HOME | 「宗祖覚恵上人」略伝【4】

中山身語正宗のあゆみ

中山身語正宗のあゆみ

「宗祖覚恵上人」略伝

宗祖が開かれた古四国八十八カ所霊場

宗祖が開かれた古四国八十八カ所霊場

【4】身語正の立教 〜「根本大悲の親」の願い〜

 こうして仏道に励むことに何の迷いもなくなった松太郎の行願や済度は、夜を日につぎ、これまでに増して精力的なものとなり、ひたすら我執(がしゅう)を取り除き、世間体や羞恥心(しゅうちしん)、欲(よく)も得(とく)も捨てていったのでした。
 大正元年2月18日、仏様は、松太郎にこれまでにない重大な「おことば」、「中山身語正宗」の立教を授けられます。それは、「この度、根本大悲の親は頼む一念身語正と開くぞ。日本の国のすみずみから、世界の国のはしばしに至るまで、ひらいて助けてゆくぞ」(後に本宗で「宗祖のご本願」と称されます)という「おことば」でした。
 ここに身語正教主「根本大悲の親」という仏様が、本宗の立教と布教のあり方を授けられたのでした。それからの松太郎はこの「おことば」を生涯自分の最高目標とし、人類救済にまい進することになります。

 明治維新後、廃仏毀釈(はいぶつきしゃく)の影響で多くの仏像が野山に捨てられ、地に埋もれ、川底に沈められていました。同年の春、仏様は世間から忘れられたこれらの仏像の所在を一つひとつ松太郎に教え、拾い上げた仏像をこの世に蘇(よみがえ)らせて古四国八十八カ所の霊場を開くように命じられます。
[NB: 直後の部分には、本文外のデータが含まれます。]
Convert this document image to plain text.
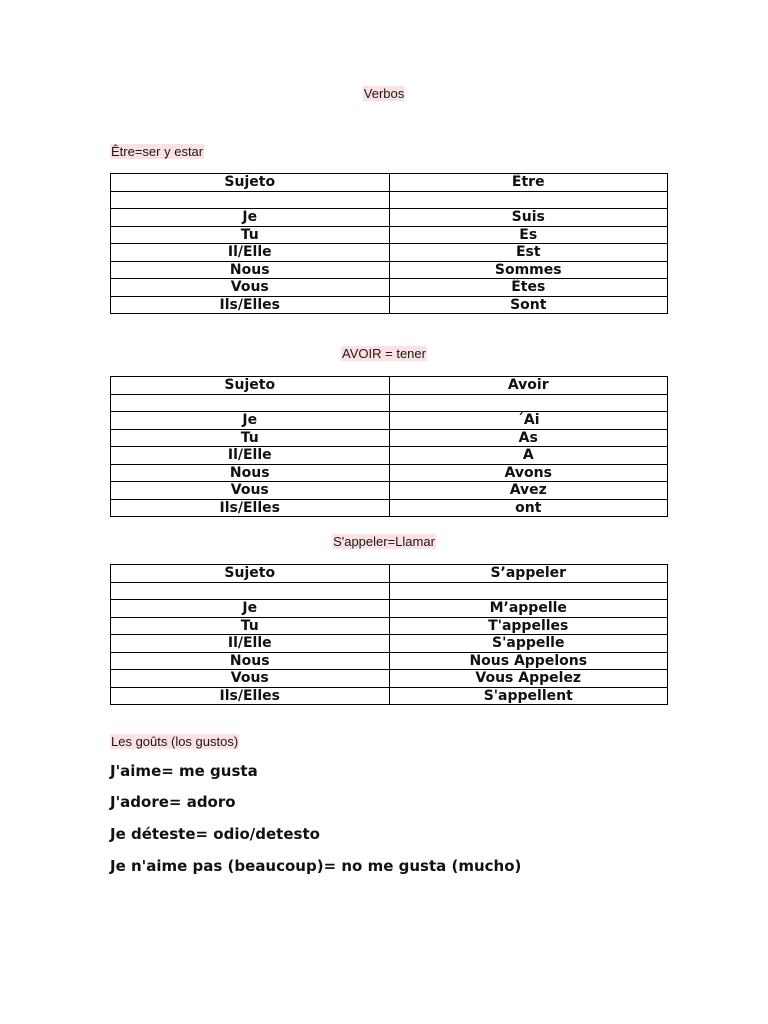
Verbos
Être=ser y estar
Sujeto	Être

Je	Suis
Tu	Es
Il/Elle	Est
Nous	Sommes
Vous	Êtes
Ils/Elles	Sont
AVOIR = tener
Sujeto	Avoir

Je	´Ai
Tu	As
Il/Elle	A
Nous	Avons
Vous	Avez
Ils/Elles	ont
S'appeler=Llamar
Sujeto	S’appeler

Je	M’appelle
Tu	T'appelles
Il/Elle	S'appelle
Nous	Nous Appelons
Vous	Vous Appelez
Ils/Elles	S'appellent
Les goûts (los gustos)
J'aime= me gusta
J'adore= adoro
Je déteste= odio/detesto
Je n'aime pas (beaucoup)= no me gusta (mucho)
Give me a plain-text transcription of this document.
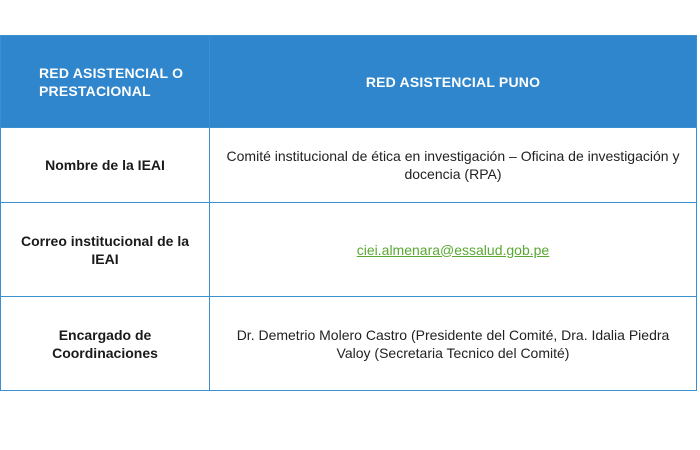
RED ASISTENCIAL O PRESTACIONAL	RED ASISTENCIAL PUNO
Nombre de la IEAI	Comité institucional de ética en investigación – Oficina de investigación y docencia (RPA)
Correo institucional de la IEAI	ciei.almenara@essalud.gob.pe
Encargado de Coordinaciones	Dr. Demetrio Molero Castro (Presidente del Comité, Dra. Idalia Piedra Valoy (Secretaria Tecnico del Comité)
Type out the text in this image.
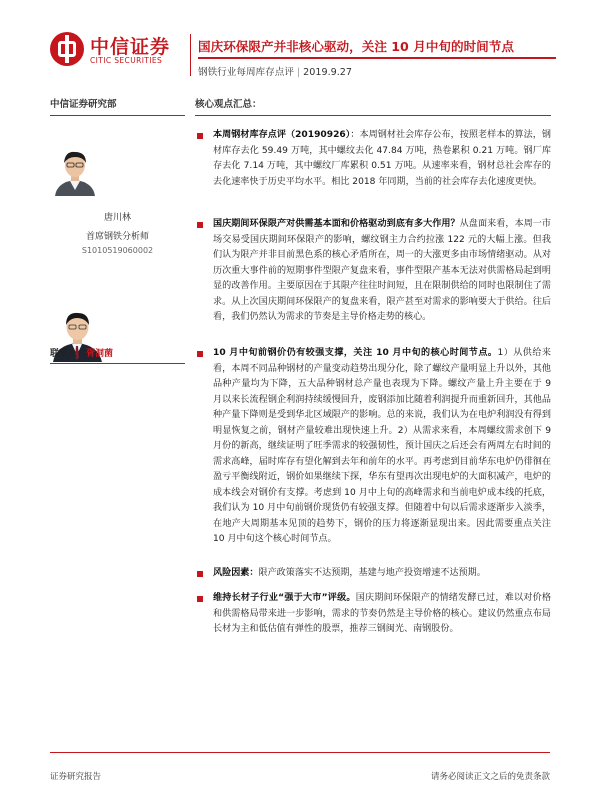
中信证券
CITIC SECURITIES
国庆环保限产并非核心驱动，关注 10 月中旬的时间节点
钢铁行业每周库存点评 | 2019.9.27
中信证券研究部
唐川林
首席钢铁分析师
S1010519060002
联系人：胥洞菌
核心观点汇总：
本周钢材库存点评（20190926）：本周钢材社会库存公布，按照老样本的算法，钢材库存去化 59.49 万吨，其中螺纹去化 47.84 万吨，热卷累积 0.21 万吨。钢厂库存去化 7.14 万吨，其中螺纹厂库累积 0.51 万吨。从速率来看，钢材总社会库存的去化速率快于历史平均水平。相比 2018 年同期，当前的社会库存去化速度更快。
国庆期间环保限产对供需基本面和价格驱动到底有多大作用？从盘面来看，本周一市场交易受国庆期间环保限产的影响，螺纹钢主力合约拉涨 122 元的大幅上涨。但我们认为限产并非目前黑色系的核心矛盾所在，周一的大涨更多由市场情绪驱动。从对历次重大事件前的短期事件型限产复盘来看，事件型限产基本无法对供需格局起到明显的改善作用。主要原因在于其限产往往时间短，且在限制供给的同时也限制住了需求。从上次国庆期间环保限产的复盘来看，限产甚至对需求的影响要大于供给。往后看，我们仍然认为需求的节奏是主导价格走势的核心。
10 月中旬前钢价仍有较强支撑，关注 10 月中旬的核心时间节点。1）从供给来看，本周不同品种钢材的产量变动趋势出现分化，除了螺纹产量明显上升以外，其他品种产量均为下降，五大品种钢材总产量也表现为下降。螺纹产量上升主要在于 9 月以来长流程钢企利润持续缓慢回升，废钢添加比随着利润提升而重新回升，其他品种产量下降则是受到华北区域限产的影响。总的来说，我们认为在电炉利润没有得到明显恢复之前，钢材产量较难出现快速上升。2）从需求来看，本周螺纹需求创下 9 月份的新高，继续证明了旺季需求的较强韧性，预计国庆之后还会有两周左右时间的需求高峰，届时库存有望化解到去年和前年的水平。再考虑到目前华东电炉仍徘徊在盈亏平衡线附近，钢价如果继续下探，华东有望再次出现电炉的大面积减产，电炉的成本线会对钢价有支撑。考虑到 10 月中上旬的高峰需求和当前电炉成本线的托底，我们认为 10 月中旬前钢价现货仍有较强支撑。但随着中旬以后需求逐渐步入淡季，在地产大周期基本见顶的趋势下，钢价的压力将逐渐显现出来。因此需要重点关注 10 月中旬这个核心时间节点。
风险因素：限产政策落实不达预期，基建与地产投资增速不达预期。
维持长材子行业“强于大市”评级。国庆期间环保限产的情绪发酵已过，难以对价格和供需格局带来进一步影响，需求的节奏仍然是主导价格的核心。建议仍然重点布局长材为主和低估值有弹性的股票，推荐三钢闽光、南钢股份。
证券研究报告	请务必阅读正文之后的免责条款
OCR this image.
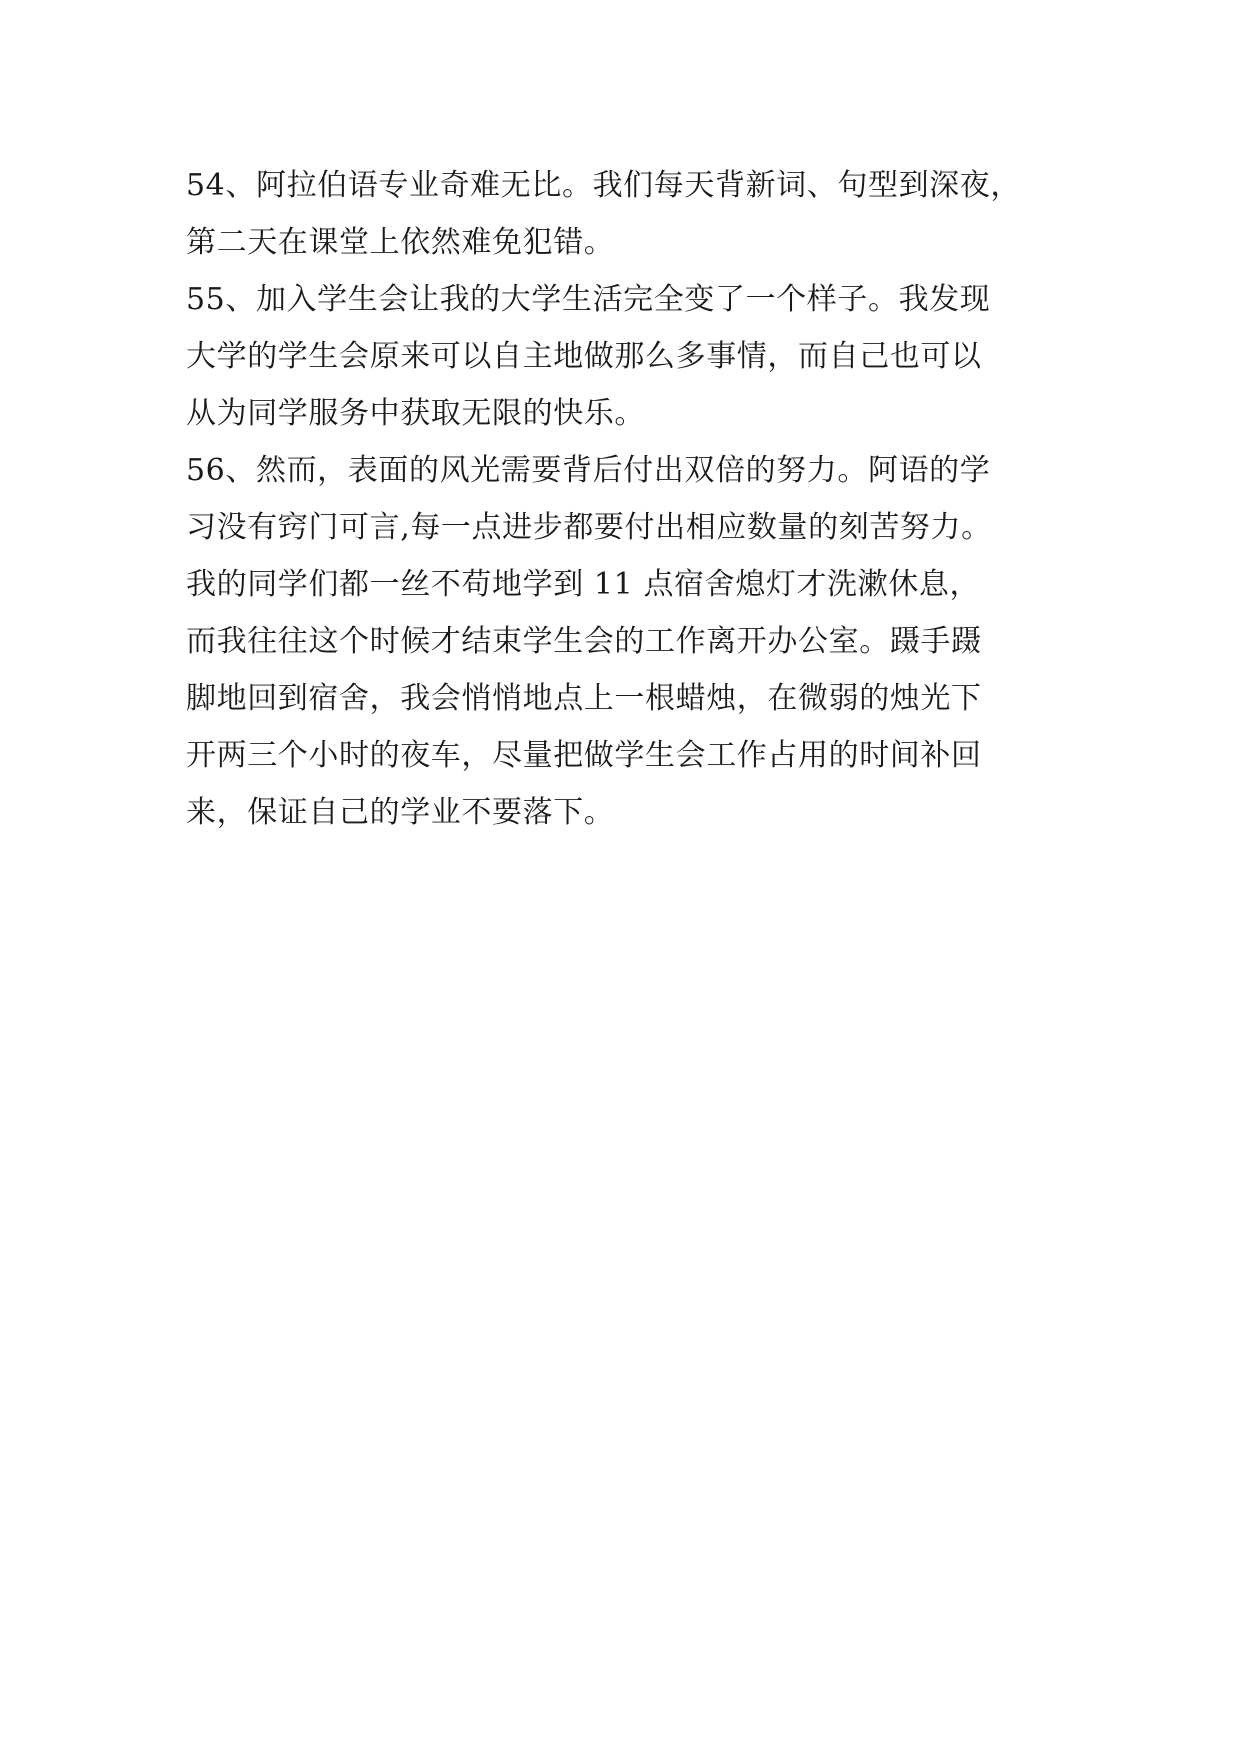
54、阿拉伯语专业奇难无比。我们每天背新词、句型到深夜，
第二天在课堂上依然难免犯错。
55、加入学生会让我的大学生活完全变了一个样子。我发现
大学的学生会原来可以自主地做那么多事情，而自己也可以
从为同学服务中获取无限的快乐。
56、然而，表面的风光需要背后付出双倍的努力。阿语的学
习没有窍门可言,每一点进步都要付出相应数量的刻苦努力。
我的同学们都一丝不苟地学到 11 点宿舍熄灯才洗漱休息，
而我往往这个时候才结束学生会的工作离开办公室。蹑手蹑
脚地回到宿舍，我会悄悄地点上一根蜡烛，在微弱的烛光下
开两三个小时的夜车，尽量把做学生会工作占用的时间补回
来，保证自己的学业不要落下。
また、同年の秋に松太郎は木村マツと再婚します。
 相変わらず貧しい生活が続くものの、松太郎を頼って訪れる人々が次第に増えていきました。そのような人々に松太郎は、仏様に「頼む一念」というまことですがり、行じていくならば、仏様から導かれ救われていくことを教えていきます。